Yale’s School of Public Health says it has identified more than 150 new locations since it published similar findings last year.
The research, undertaken by Yale’s Humanitarian Research Lab (HRL), used open-source information and “very high resolution” satellite imagery to identify the locations where children are being held, which include summer camps, health resorts, cadet schools, medical facilities, universities, schools, orphanages, a military base, and a monastery.
These centers are dotted over a vast area of land stretching more than 3,500 miles from the Black Sea to the Pacific Ocean, according to the report.
According to the HRL, this “represents the highest number of locations to which children from Ukraine have been taken that has been published to date.”
“The actual number is likely higher,” the report states, “as there are multiple sites still under investigation by HRL and additional locations may exist that have not yet been identified.”
“Russia is operating a potentially unprecedented system of large-scale re-education, military training, and dormitory facilities capable of holding tens of thousands of children from Ukraine for long periods of time,” the latest HRL report states.
Ukrainian children engaged in military training while held in at least 39 of the locations, with a minimum of 34 of these facilities newly identified in the most recent report, the HRL report stated.
Children aged 8 to 18 were taken to camps and a military base where they underwent this training, which comprised combat training, ceremonial parades and drills, drone assembly, and military history classes.
Shooting and grenade-throwing competitions, tactical medicine, drone control, and tactics training were also imposed, including one instance of youngsters from Donetsk Oblast undergoing what was described as “airborne training,” according to the report.
“In this instance, the children were brought to the base on an aircraft managed by the Presidential Property Management Department within the Russian Presidential Administration,” the report states.

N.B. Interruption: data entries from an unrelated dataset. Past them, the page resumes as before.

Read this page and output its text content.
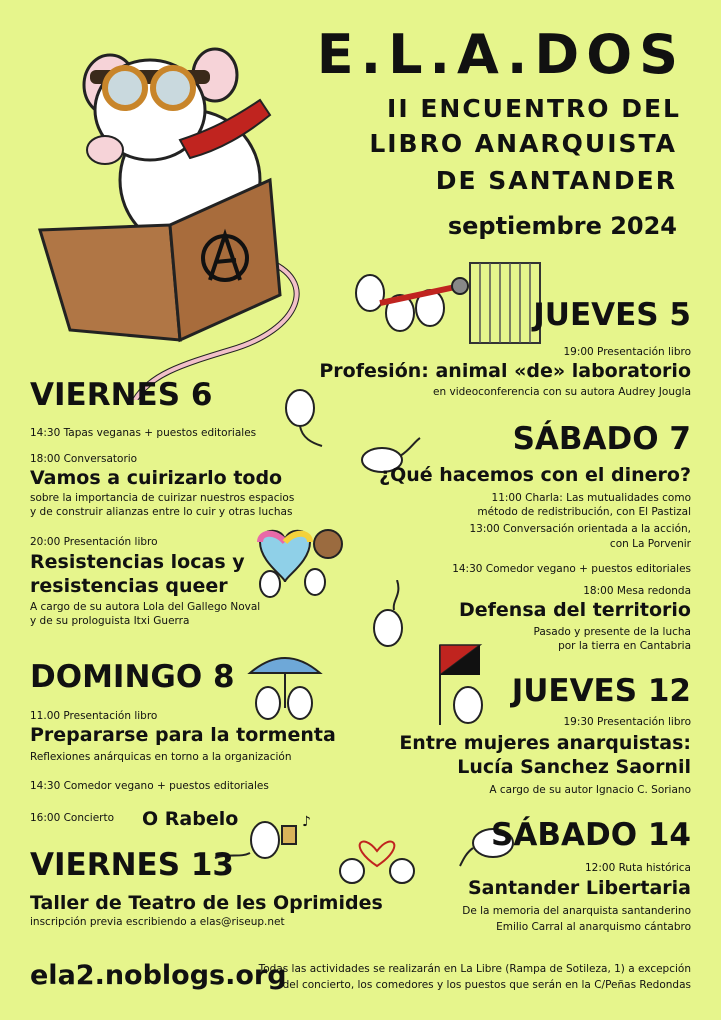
E.L.A.DOS
II ENCUENTRO DEL
LIBRO ANARQUISTA
DE SANTANDER
septiembre 2024
JUEVES 5
19:00 Presentación libro
Profesión: animal «de» laboratorio
en videoconferencia con su autora Audrey Jougla
VIERNES 6
14:30 Tapas veganas + puestos editoriales
18:00 Conversatorio
Vamos a cuirizarlo todo
sobre la importancia de cuirizar nuestros espacios
y de construir alianzas entre lo cuir y otras luchas
20:00 Presentación libro
Resistencias locas y
resistencias queer
A cargo de su autora Lola del Gallego Noval
y de su prologuista Itxi Guerra
SÁBADO 7
¿Qué hacemos con el dinero?
11:00 Charla: Las mutualidades como
método de redistribución, con El Pastizal
13:00 Conversación orientada a la acción,
con La Porvenir
14:30 Comedor vegano + puestos editoriales
18:00 Mesa redonda
Defensa del territorio
Pasado y presente de la lucha
por la tierra en Cantabria
DOMINGO 8
11.00 Presentación libro
Prepararse para la tormenta
Reflexiones anárquicas en torno a la organización
14:30 Comedor vegano + puestos editoriales
16:00 Concierto O Rabelo	♪
JUEVES 12
19:30 Presentación libro
Entre mujeres anarquistas:
Lucía Sanchez Saornil
A cargo de su autor Ignacio C. Soriano
VIERNES 13
Taller de Teatro de les Oprimides
inscripción previa escribiendo a elas@riseup.net
SÁBADO 14
12:00 Ruta histórica
Santander Libertaria
De la memoria del anarquista santanderino
Emilio Carral al anarquismo cántabro
ela2.noblogs.org
Todas las actividades se realizarán en La Libre (Rampa de Sotileza, 1) a excepción
del concierto, los comedores y los puestos que serán en la C/Peñas Redondas
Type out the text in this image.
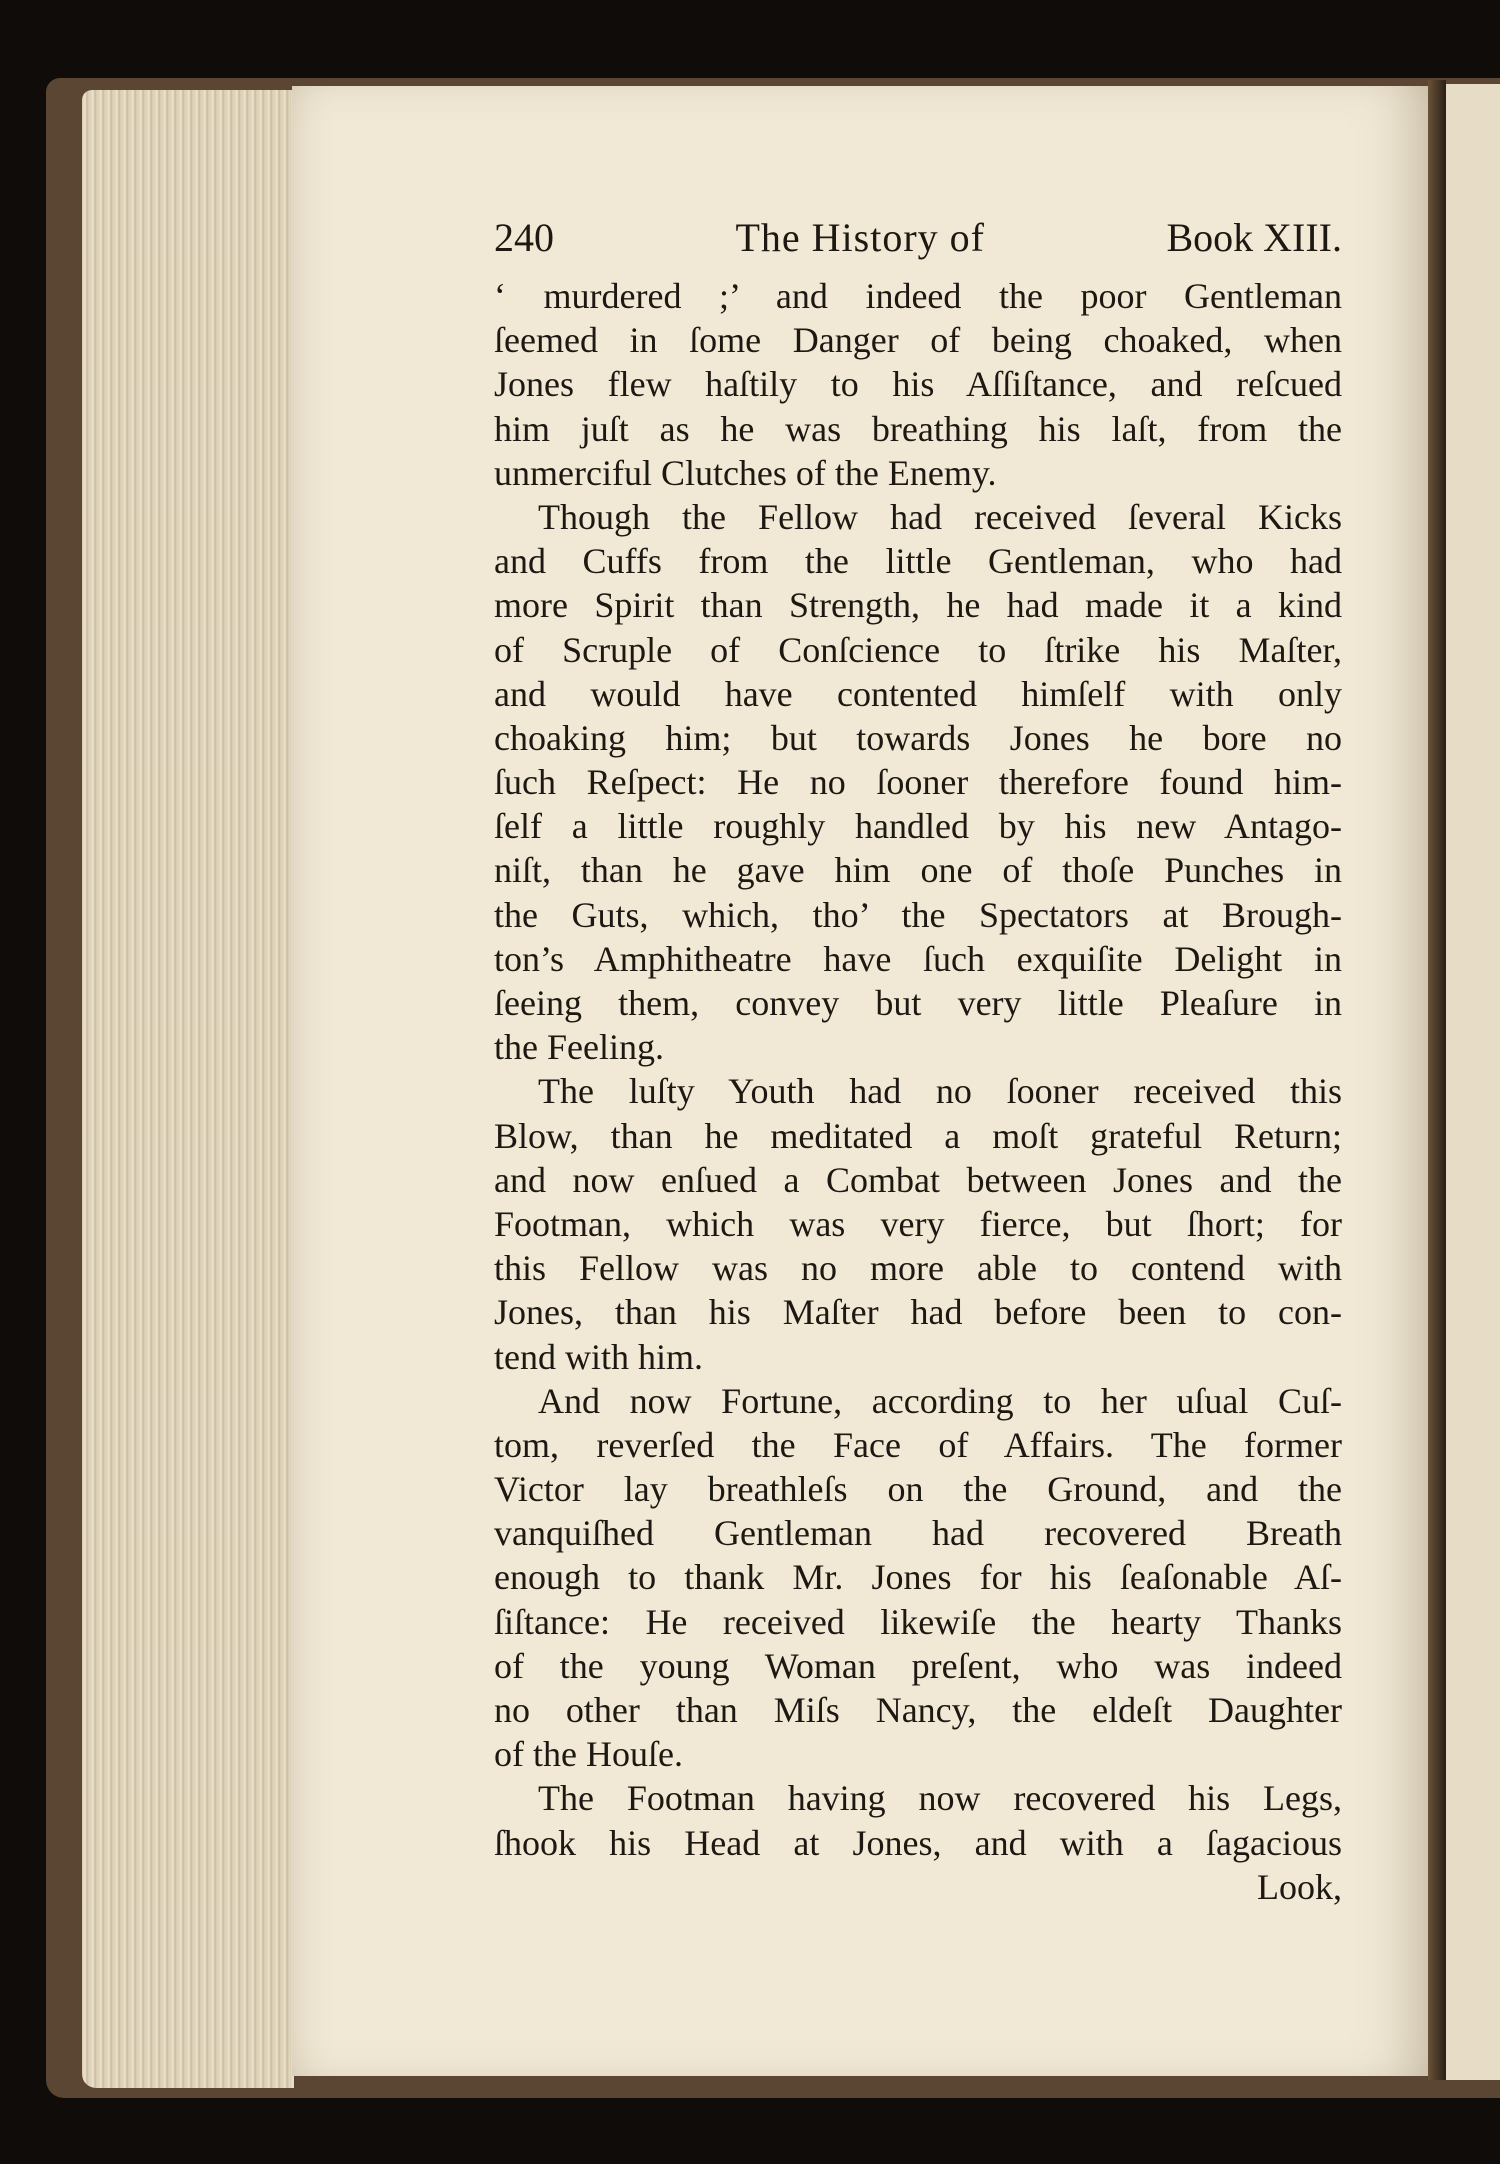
240	The History of	Book XIII.
‘ murdered ;’ and indeed the poor Gentleman
ſeemed in ſome Danger of being choaked, when
Jones flew haſtily to his Aſſiſtance, and reſcued
him juſt as he was breathing his laſt, from the
unmerciful Clutches of the Enemy.
Though the Fellow had received ſeveral Kicks
and Cuffs from the little Gentleman, who had
more Spirit than Strength, he had made it a kind
of Scruple of Conſcience to ſtrike his Maſter,
and would have contented himſelf with only
choaking him; but towards Jones he bore no
ſuch Reſpect: He no ſooner therefore found him-
ſelf a little roughly handled by his new Antago-
niſt, than he gave him one of thoſe Punches in
the Guts, which, tho’ the Spectators at Brough-
ton’s Amphitheatre have ſuch exquiſite Delight in
ſeeing them, convey but very little Pleaſure in
the Feeling.
The luſty Youth had no ſooner received this
Blow, than he meditated a moſt grateful Return;
and now enſued a Combat between Jones and the
Footman, which was very fierce, but ſhort; for
this Fellow was no more able to contend with
Jones, than his Maſter had before been to con-
tend with him.
And now Fortune, according to her uſual Cuſ-
tom, reverſed the Face of Affairs. The former
Victor lay breathleſs on the Ground, and the
vanquiſhed Gentleman had recovered Breath
enough to thank Mr. Jones for his ſeaſonable Aſ-
ſiſtance: He received likewiſe the hearty Thanks
of the young Woman preſent, who was indeed
no other than Miſs Nancy, the eldeſt Daughter
of the Houſe.
The Footman having now recovered his Legs,
ſhook his Head at Jones, and with a ſagacious
Look,
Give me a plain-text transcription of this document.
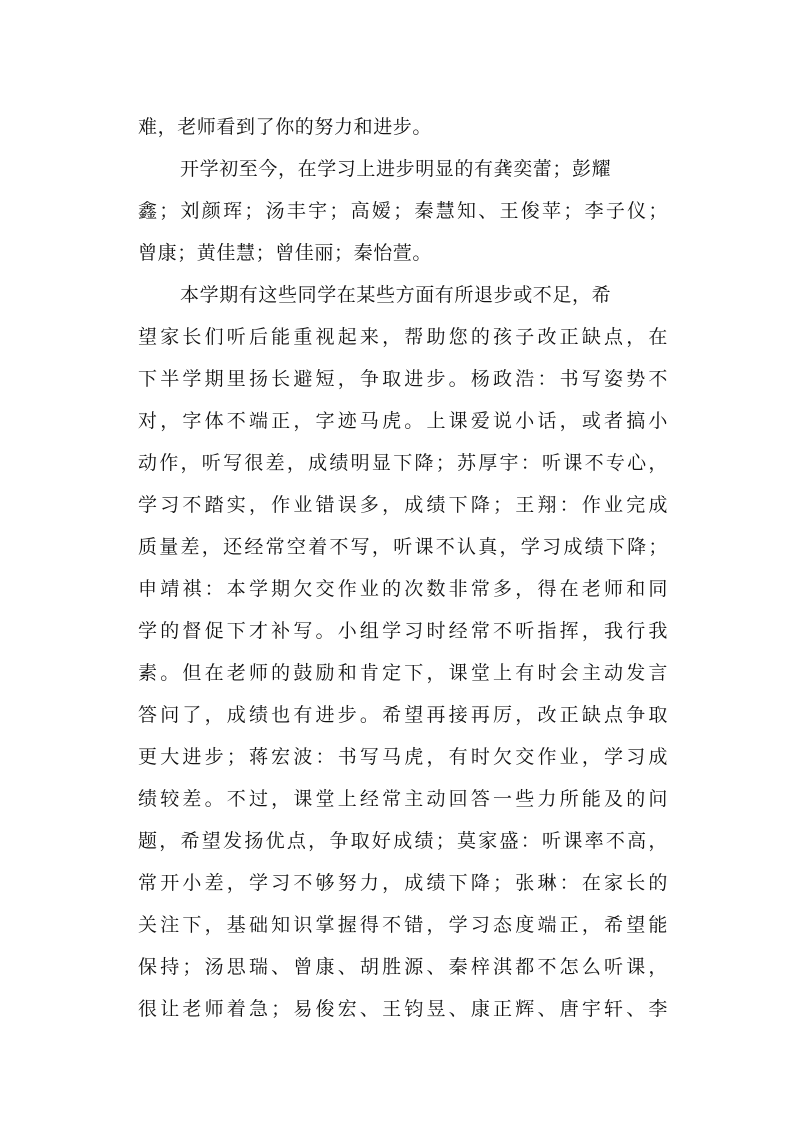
难，老师看到了你的努力和进步。
开学初至今，在学习上进步明显的有龚奕蕾；彭耀
鑫；刘颜珲；汤丰宇；高嫒；秦慧知、王俊苹；李子仪；
曾康；黄佳慧；曾佳丽；秦怡萱。
本学期有这些同学在某些方面有所退步或不足，希
望家长们听后能重视起来，帮助您的孩子改正缺点，在
下半学期里扬长避短，争取进步。杨政浩：书写姿势不
对，字体不端正，字迹马虎。上课爱说小话，或者搞小
动作，听写很差，成绩明显下降；苏厚宇：听课不专心，
学习不踏实，作业错误多，成绩下降；王翔：作业完成
质量差，还经常空着不写，听课不认真，学习成绩下降；
申靖祺：本学期欠交作业的次数非常多，得在老师和同
学的督促下才补写。小组学习时经常不听指挥，我行我
素。但在老师的鼓励和肯定下，课堂上有时会主动发言
答问了，成绩也有进步。希望再接再厉，改正缺点争取
更大进步；蒋宏波：书写马虎，有时欠交作业，学习成
绩较差。不过，课堂上经常主动回答一些力所能及的问
题，希望发扬优点，争取好成绩；莫家盛：听课率不高，
常开小差，学习不够努力，成绩下降；张琳：在家长的
关注下，基础知识掌握得不错，学习态度端正，希望能
保持；汤思瑞、曾康、胡胜源、秦梓淇都不怎么听课，
很让老师着急；易俊宏、王钧昱、康正辉、唐宇轩、李
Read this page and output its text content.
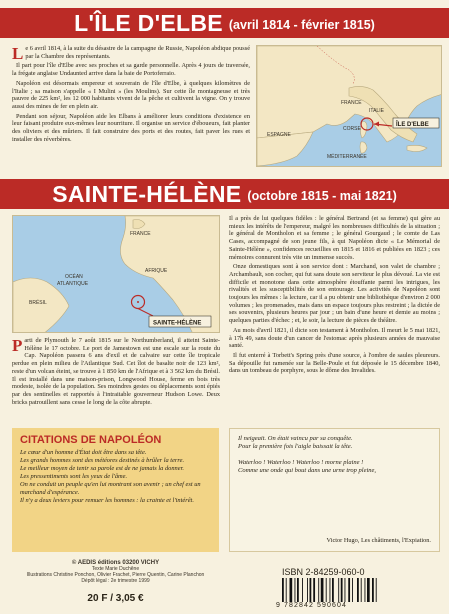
L'ÎLE D'ELBE (avril 1814 - février 1815)

Le 6 avril 1814, à la suite du désastre de la campagne de Russie, Napoléon abdique poussé par la Chambre des représentants.

Il part pour l'île d'Elbe avec ses proches et sa garde personnelle. Après 4 jours de traversée, la frégate anglaise Undaunted arrive dans la baie de Portoferraio.

Napoléon est désormais empereur et souverain de l'île d'Elbe, à quelques kilomètres de l'Italie ; sa maison s'appelle « I Mulini » (les Moulins). Sur cette île montagneuse et très pauvre de 225 km², les 12 000 habitants vivent de la pêche et cultivent la vigne. On y trouve aussi des mines de fer en plein air.

Pendant son séjour, Napoléon aide les Elbans à améliorer leurs conditions d'existence en leur faisant produire eux-mêmes leur nourriture. Il organise un service d'éboueurs, fait planter des oliviers et des mûriers. Il fait construire des ports et des routes, fait paver les rues et installer des réverbères.

FRANCE
ITALIE
CORSE
ESPAGNE
MÉDITERRANÉE
ÎLE D'ELBE
SAINTE-HÉLÈNE (octobre 1815 - mai 1821)
FRANCE
AFRIQUE
OCÉAN
ATLANTIQUE
BRÉSIL
SAINTE-HÉLÈNE

Parti de Plymouth le 7 août 1815 sur le Northumberland, il atteint Sainte-Hélène le 17 octobre. Le port de Jamestown est une escale sur la route du Cap. Napoléon passera 6 ans d'exil et de calvaire sur cette île tropicale perdue en plein milieu de l'Atlantique Sud. Cet îlot de basalte noir de 123 km², reste d'un volcan éteint, se trouve à 1 850 km de l'Afrique et à 3 562 km du Brésil. Il est installé dans une maison-prison, Longwood House, ferme en bois très modeste, isolée de la population. Ses moindres gestes ou déplacements sont épiés par des sentinelles et rapportés à l'intraitable gouverneur Hudson Lowe. Deux bricks patrouillent sans cesse le long de la côte abrupte.

Il a près de lui quelques fidèles : le général Bertrand (et sa femme) qui gère au mieux les intérêts de l'empereur, malgré les nombreuses difficultés de la situation ; le général de Montholon et sa femme ; le général Gourgaud ; le comte de Las Cases, accompagné de son jeune fils, à qui Napoléon dicte « Le Mémorial de Sainte-Hélène », confidences recueillies en 1815 et 1816 et publiées en 1823 ; ces mémoires connurent très vite un immense succès.

Onze domestiques sont à son service dont : Marchand, son valet de chambre ; Archambault, son cocher, qui fut sans doute son serviteur le plus dévoué. La vie est difficile et monotone dans cette atmosphère étouffante parmi les intrigues, les rivalités et les susceptibilités de son entourage. Les activités de Napoléon sont toujours les mêmes : la lecture, car il a pu obtenir une bibliothèque d'environ 2 000 volumes ; les promenades, mais dans un espace toujours plus restreint ; la dictée de ses souvenirs, plusieurs heures par jour ; un bain d'une heure et demie au moins ; quelques parties d'échec ; et, le soir, la lecture de pièces de théâtre.

Au mois d'avril 1821, il dicte son testament à Montholon. Il meurt le 5 mai 1821, à 17h 49, sans doute d'un cancer de l'estomac après plusieurs années de mauvaise santé.

Il fut enterré à Torbett's Spring près d'une source, à l'ombre de saules pleureurs. Sa dépouille fut ramenée sur la Belle-Poule et fut déposée le 15 décembre 1840, dans un tombeau de porphyre, sous le dôme des Invalides.

CITATIONS DE NAPOLÉON
Le cœur d'un homme d'État doit être dans sa tête.
Les grands hommes sont des météores destinés à brûler la terre.
Le meilleur moyen de tenir sa parole est de ne jamais la donner.
Les pressentiments sont les yeux de l'âme.
On ne conduit un peuple qu'en lui montrant son avenir ; un chef est un marchand d'espérance.
Il n'y a deux leviers pour remuer les hommes : la crainte et l'intérêt.
Il neigeait. On était vaincu par sa conquête.
Pour la première fois l'aigle baissait la tête.
Waterloo ! Waterloo ! Waterloo ! morne plaine !
Comme une onde qui bout dans une urne trop pleine,
Victor Hugo, Les châtiments, l'Expiation.
© AEDIS éditions 03200 VICHY
Texte Marie Duchêne
Illustrations Christine Ponchon, Olivier Frachet, Pierre Quentin, Carine Planchon
Dépôt légal : 2e trimestre 1999
20 F / 3,05 €
ISBN 2-84259-060-0
9 782842 590604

The HRL has previously tracked 314 Ukrainian children to Kremlin-run websites, where they were put up for adoption to ethnic Russian families.
Some 1,605 deported children have returned to Ukraine as of this month, according to Bring Kids Back UA, a strategic action plan initiated by Ukrainian President Volodymyr Zelenskyy, which oversees efforts to return forcefully deported children.
Russia denies it is taking children against their will and says it has been evacuating people voluntarily to remove them from the war zone.
“Children were saved by our soldiers amid shelling attacks, risking their lives. Now, our social workers are engaged in returning them to their families.”
The Kremlin has not yet issued a statement in relation to the latest Yale report.
The Epoch Times contacted the Russian government for comment but did not hear back by publication time.